Изменить стиль страницы

Иван немало наслушался о жизни на низовье Дона — вдали от бояр и приказов. Голытьба деревенская от непосильного труда и закрепощения, городская — от податей, голода, притеснений, сотни и тысячи трудовых людей от смертного бою, кабалы то по одному, то скопом, с болью в сердце, со слезами горючими, бросали насиженные пепелища и бежали в заволжские леса, на Урал, на Дон.

Спасались наиболее смелые, отчаяниые люди. Знали, что чаще всего придется действовать саблей да самопалом.

Вот и Иван подался, хоронясь от людей, на вольный Дон.

Лето стояло дождливое. Травы в степи поднялись высокие, густые. Скрываться в них можно было, как в лесу. Кое-где залегли балки, поросшие кустарником. Попадались курганы древних времен. На иных стояли каменные идолы. Забраться на такой курган, оглядеться кругом — и зеленая степь кажется еще шире, беспредельней. А ветер подует — волны пойдут гулять по раздолью, море да только!

Над степью орлы кружат — высматривают зорким оком добычу, чтобы камнем ринуться на нее. Речки попадаются, в Дон тянут. Озера… В них уйма рыбы. А птиц сколько: гуси, утки, лебеди, аисты, цапли, дрохвы… Каких только нет! Много зверья: волки, лисицы, зайцы, косули. Водились тарпаны[5], серны.

Тиха степь, но в той тишине — ликующая жизнь.

Тянутся по степи и сквозь леса шляхи, но их мало. То и дело приходится людям пробираться целиной. Звезды на юге яркие, сверкают, как алмазы. От края до края лежит Моисеева дорога, горят Стожары, раскинулся мерцающий Воз. Кто знает звезды и созвездия, тому они путь-дорогу указывают, а Иван знал. У отца научился. Тот в молодые годы хороший был охотник. По звездам, солнцу, по древесной коре находил пути.

День за днем Иван приближался к Дону, к своей заветной цели. Раз под утро он с кургана взглянул на восходящее солнце и увидел длинную, блестящую полосу воды. «Дон! Тихий Дон! Дон Иванович! Теперь близехонько, — радостно подумал он, вспоминая рассказ встречного казака. — Скоро и Раздоры!» Теплый ветерок дул на его разгоряченное лицо, раскрытую грудь.

Он ехал всю ночь и решил отдохнуть, а потом, не мешкая, ехать дальше. «К вечеру иль завтра поутру беспременно прибуду». Стреножил коня, пожевал хлебушка и заснул на траве как убитый.

На следующий день Иван подъехал к Раздорам. Город был обнесен высоким валом да кое-где дубовым тыном и как бы прилепился к самой воде, к широкой полосе Дона.

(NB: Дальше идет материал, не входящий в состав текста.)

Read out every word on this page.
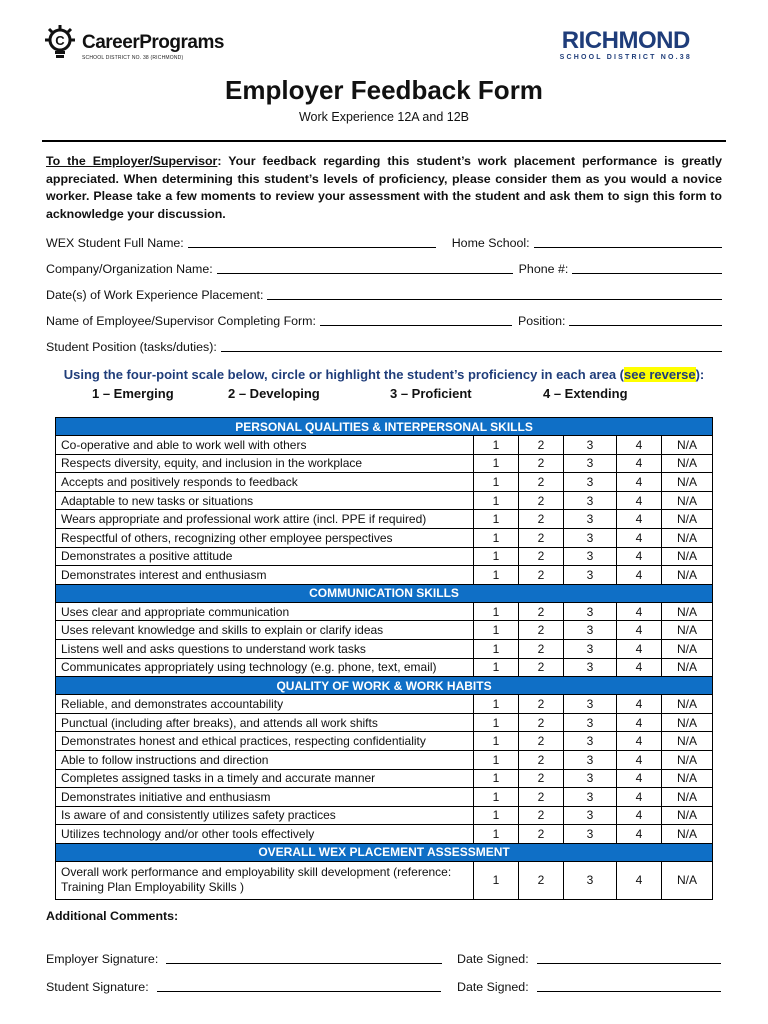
C CareerPrograms
SCHOOL DISTRICT NO. 38 (RICHMOND)
RICHMOND
SCHOOL DISTRICT NO.38
Employer Feedback Form
Work Experience 12A and 12B
To the Employer/Supervisor: Your feedback regarding this student’s work placement performance is greatly appreciated. When determining this student’s levels of proficiency, please consider them as you would a novice worker. Please take a few moments to review your assessment with the student and ask them to sign this form to acknowledge your discussion.
WEX Student Full Name:	Home School:
Company/Organization Name:	Phone #:
Date(s) of Work Experience Placement:
Name of Employee/Supervisor Completing Form:	Position:
Student Position (tasks/duties):
Using the four-point scale below, circle or highlight the student’s proficiency in each area (see reverse):
1 – Emerging	2 – Developing	3 – Proficient	4 – Extending
PERSONAL QUALITIES & INTERPERSONAL SKILLS					
Co-operative and able to work well with others	1	2	3	4	N/A
Respects diversity, equity, and inclusion in the workplace	1	2	3	4	N/A
Accepts and positively responds to feedback	1	2	3	4	N/A
Adaptable to new tasks or situations	1	2	3	4	N/A
Wears appropriate and professional work attire (incl. PPE if required)	1	2	3	4	N/A
Respectful of others, recognizing other employee perspectives	1	2	3	4	N/A
Demonstrates a positive attitude	1	2	3	4	N/A
Demonstrates interest and enthusiasm	1	2	3	4	N/A
COMMUNICATION SKILLS					
Uses clear and appropriate communication	1	2	3	4	N/A
Uses relevant knowledge and skills to explain or clarify ideas	1	2	3	4	N/A
Listens well and asks questions to understand work tasks	1	2	3	4	N/A
Communicates appropriately using technology (e.g. phone, text, email)	1	2	3	4	N/A
QUALITY OF WORK & WORK HABITS					
Reliable, and demonstrates accountability	1	2	3	4	N/A
Punctual (including after breaks), and attends all work shifts	1	2	3	4	N/A
Demonstrates honest and ethical practices, respecting confidentiality	1	2	3	4	N/A
Able to follow instructions and direction	1	2	3	4	N/A
Completes assigned tasks in a timely and accurate manner	1	2	3	4	N/A
Demonstrates initiative and enthusiasm	1	2	3	4	N/A
Is aware of and consistently utilizes safety practices	1	2	3	4	N/A
Utilizes technology and/or other tools effectively	1	2	3	4	N/A
OVERALL WEX PLACEMENT ASSESSMENT					
Overall work performance and employability skill development (reference: Training Plan Employability Skills )	1	2	3	4	N/A
Additional Comments:
Employer Signature:	Date Signed:
Student Signature:	Date Signed:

Вал был устроен с прогалинами, защищенными воротами. Ворота были тяжелые, высокие, в уровень вала и тына, потемневшие от времени и непогоды. Около города примостился посад.

Одни ворота оказались настежь отворены. Первое, что увидел сквозь них Болотников, были сгуртовавшиеся казаки в разнообразной цветной одежде — турецкой, татарской, ногайской, в стрелецких зипунах.

Только было Иван подался к воротам, как казаки в мгновение, должно быть по команде, вскочили на коней и крупной рысью вырвались из ворот наружу. Сотни две промчались мимо и скоро исчезли в степном мареве. От них, как от буйного, яростного вихря, у Ивана голова кругом пошла. «Да! Им на пути не вставай, сметут, как соринку!»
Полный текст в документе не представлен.